To give some background: one of our main business metrics is the number of 1-click subscribes that happen each week. That number has floated around between 600 and 800 since last summer, i.e. instead of growing steadily, it's been a plateau. The reason is churn. People are most likely to hit subscribe-in-1-click right when they sign up for The Sample, and then they gradually become less engaged. Very few people continue doing 1-click subscribes after they've been on The Sample for 200 days (although some of them keep opening emails, as far as we can tell). So our organic growth basically just replaces the people who churn.

As I've mentioned before (a while ago), this isn't necessarily a show stopper. Some businesses, like mobile games especially, are naturally just high churn. For a while I've figured we'll just roll with it for now and try to get lots of new users all the time. Then when the business is financially stable we can decide if we want to keep scaling the same model or if we want to branch out to something new.

Our plan A for that is Facebook ads. We started scaling up our ad spend around the end of November. For most of December it was working: for example, between Dec 1 and Dec 20 we spent $628 on Facebook ads, and since then, the users we received have resulted in $719 in revenue. (Hooray!) However things went downhill around Christmas and still haven't fully recovered. Long story short, we think we have a good shot at fixing it, after which we could scale up our ad spend and then go frollicking through the meadows and stuff.

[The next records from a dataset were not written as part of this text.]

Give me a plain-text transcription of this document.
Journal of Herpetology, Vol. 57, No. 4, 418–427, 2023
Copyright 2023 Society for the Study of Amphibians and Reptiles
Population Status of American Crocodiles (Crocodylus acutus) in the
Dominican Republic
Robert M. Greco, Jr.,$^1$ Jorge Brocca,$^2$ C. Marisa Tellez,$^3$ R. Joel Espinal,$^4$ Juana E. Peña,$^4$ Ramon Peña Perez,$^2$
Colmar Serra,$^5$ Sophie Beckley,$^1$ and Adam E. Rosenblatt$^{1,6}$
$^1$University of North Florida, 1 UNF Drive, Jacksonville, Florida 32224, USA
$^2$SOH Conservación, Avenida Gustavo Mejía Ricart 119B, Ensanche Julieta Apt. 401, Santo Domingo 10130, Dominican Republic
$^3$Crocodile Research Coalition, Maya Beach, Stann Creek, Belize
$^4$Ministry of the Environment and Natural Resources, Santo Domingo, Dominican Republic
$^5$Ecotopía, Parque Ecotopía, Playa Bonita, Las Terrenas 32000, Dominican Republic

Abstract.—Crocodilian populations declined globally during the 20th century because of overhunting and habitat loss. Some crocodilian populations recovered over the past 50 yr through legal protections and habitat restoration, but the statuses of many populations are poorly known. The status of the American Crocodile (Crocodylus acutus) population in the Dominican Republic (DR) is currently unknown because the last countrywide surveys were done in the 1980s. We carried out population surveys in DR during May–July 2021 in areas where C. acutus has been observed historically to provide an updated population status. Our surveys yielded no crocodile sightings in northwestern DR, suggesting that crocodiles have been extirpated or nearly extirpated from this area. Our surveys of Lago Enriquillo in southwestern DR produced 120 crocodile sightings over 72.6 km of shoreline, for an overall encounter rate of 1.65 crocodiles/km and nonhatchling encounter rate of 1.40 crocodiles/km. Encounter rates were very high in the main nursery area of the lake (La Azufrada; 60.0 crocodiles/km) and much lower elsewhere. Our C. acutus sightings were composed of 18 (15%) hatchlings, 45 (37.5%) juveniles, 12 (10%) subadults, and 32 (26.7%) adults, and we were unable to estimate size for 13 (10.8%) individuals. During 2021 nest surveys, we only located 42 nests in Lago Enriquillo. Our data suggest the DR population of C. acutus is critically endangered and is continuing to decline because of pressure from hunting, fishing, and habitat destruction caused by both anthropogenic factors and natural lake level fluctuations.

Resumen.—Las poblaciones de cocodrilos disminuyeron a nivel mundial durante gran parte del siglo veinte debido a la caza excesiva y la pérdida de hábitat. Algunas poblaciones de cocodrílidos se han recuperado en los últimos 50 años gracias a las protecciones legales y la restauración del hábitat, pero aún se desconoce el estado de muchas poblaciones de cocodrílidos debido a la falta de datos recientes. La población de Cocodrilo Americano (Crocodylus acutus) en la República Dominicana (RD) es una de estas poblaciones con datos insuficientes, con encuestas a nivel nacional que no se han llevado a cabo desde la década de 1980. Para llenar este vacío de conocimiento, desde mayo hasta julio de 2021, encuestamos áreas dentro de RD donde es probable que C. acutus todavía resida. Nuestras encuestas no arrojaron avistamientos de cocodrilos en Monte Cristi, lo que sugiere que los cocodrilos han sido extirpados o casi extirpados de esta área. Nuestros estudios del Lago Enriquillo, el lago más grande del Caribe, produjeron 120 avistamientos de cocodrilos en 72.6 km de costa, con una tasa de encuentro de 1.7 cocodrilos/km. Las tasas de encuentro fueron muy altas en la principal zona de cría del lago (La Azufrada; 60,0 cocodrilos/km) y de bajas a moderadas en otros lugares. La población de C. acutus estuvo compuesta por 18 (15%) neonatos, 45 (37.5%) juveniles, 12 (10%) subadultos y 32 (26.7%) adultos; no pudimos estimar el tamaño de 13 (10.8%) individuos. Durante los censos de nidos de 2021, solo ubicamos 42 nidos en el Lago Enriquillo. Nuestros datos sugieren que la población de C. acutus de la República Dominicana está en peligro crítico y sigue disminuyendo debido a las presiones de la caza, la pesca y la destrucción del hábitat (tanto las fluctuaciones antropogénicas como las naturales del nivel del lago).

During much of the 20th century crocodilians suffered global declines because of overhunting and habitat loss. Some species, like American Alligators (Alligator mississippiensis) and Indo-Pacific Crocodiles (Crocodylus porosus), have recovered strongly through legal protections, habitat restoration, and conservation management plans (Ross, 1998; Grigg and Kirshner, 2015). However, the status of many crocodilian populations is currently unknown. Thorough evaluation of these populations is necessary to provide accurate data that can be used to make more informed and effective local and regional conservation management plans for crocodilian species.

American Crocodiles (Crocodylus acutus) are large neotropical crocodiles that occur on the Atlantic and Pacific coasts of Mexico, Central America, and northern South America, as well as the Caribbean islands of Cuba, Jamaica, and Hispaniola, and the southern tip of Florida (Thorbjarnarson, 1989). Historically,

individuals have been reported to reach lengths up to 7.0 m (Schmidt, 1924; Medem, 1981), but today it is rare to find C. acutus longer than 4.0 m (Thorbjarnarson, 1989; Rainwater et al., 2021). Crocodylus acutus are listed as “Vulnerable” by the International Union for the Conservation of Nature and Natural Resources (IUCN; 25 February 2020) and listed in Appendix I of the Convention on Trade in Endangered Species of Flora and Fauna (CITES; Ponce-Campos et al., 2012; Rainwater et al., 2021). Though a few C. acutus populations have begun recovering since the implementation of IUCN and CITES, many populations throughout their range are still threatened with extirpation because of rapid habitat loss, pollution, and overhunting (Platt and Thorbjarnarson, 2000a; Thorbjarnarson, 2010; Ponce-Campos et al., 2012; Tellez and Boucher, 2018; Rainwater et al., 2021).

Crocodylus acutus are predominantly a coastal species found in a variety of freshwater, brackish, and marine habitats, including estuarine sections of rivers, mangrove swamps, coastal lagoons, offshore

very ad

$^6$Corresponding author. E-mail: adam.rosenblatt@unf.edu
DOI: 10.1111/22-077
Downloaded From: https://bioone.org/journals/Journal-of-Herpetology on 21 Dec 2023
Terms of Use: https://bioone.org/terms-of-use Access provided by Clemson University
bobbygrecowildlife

(Also, as always, my cofounder continues to work on the recommendation algorithm, which will improve our ability to recapture our ad spend from FB users.)

So we're definitely going to keep working on that. But if it doesn't work, we need to try something new, and this is where we'd be at a crossroads. One possibility is cross-promotion. If we can get lots of people to cross-promote with us, maybe that'd be a reliable acquisition strategy. In fact, the cross-promotion system is the whole reason I got the idea for The Sample! Last week I had an idea which I believe might do the trick. It's a cross-promotion directory with a few important twists. The idea is that it'd help lots of newsletter publishers do more cross-promotion with each other, and The Sample would simply be one of the participants.

Another possibility is that we could, you know, just try to fix our churn problem. Continuing to improve the recommendation algorithm should help with that, but the change will likely be quite gradual.

Someone suggested the other day that instead of forwarding people a single newsletter every day, we could send a weekly email with a list of newsletters. Each one would include a little snippet and a "read more" button, which would lead to a page on The Sample's website where you could read the full issue. I think that's worth trying. While pondering on that over the weekend, I also had a bit of an epiphany in which I thought of a way we could smoothly introduce some big, fundamental product changes that might result in a huge reduction in churn.

And I'll tell you what it is next week! This email is already long, and I'm exhausted. I'll also give more details about the cross-promotion directory thing. Maybe throw in a survey to see which one people think is more interesting. If we do the big-fundamental-changes thing, we'll do it via a beta program, so we can see if it actually does make the product more awesome before we roll it out to everyone. Then if it doesn't work we can nix it easily.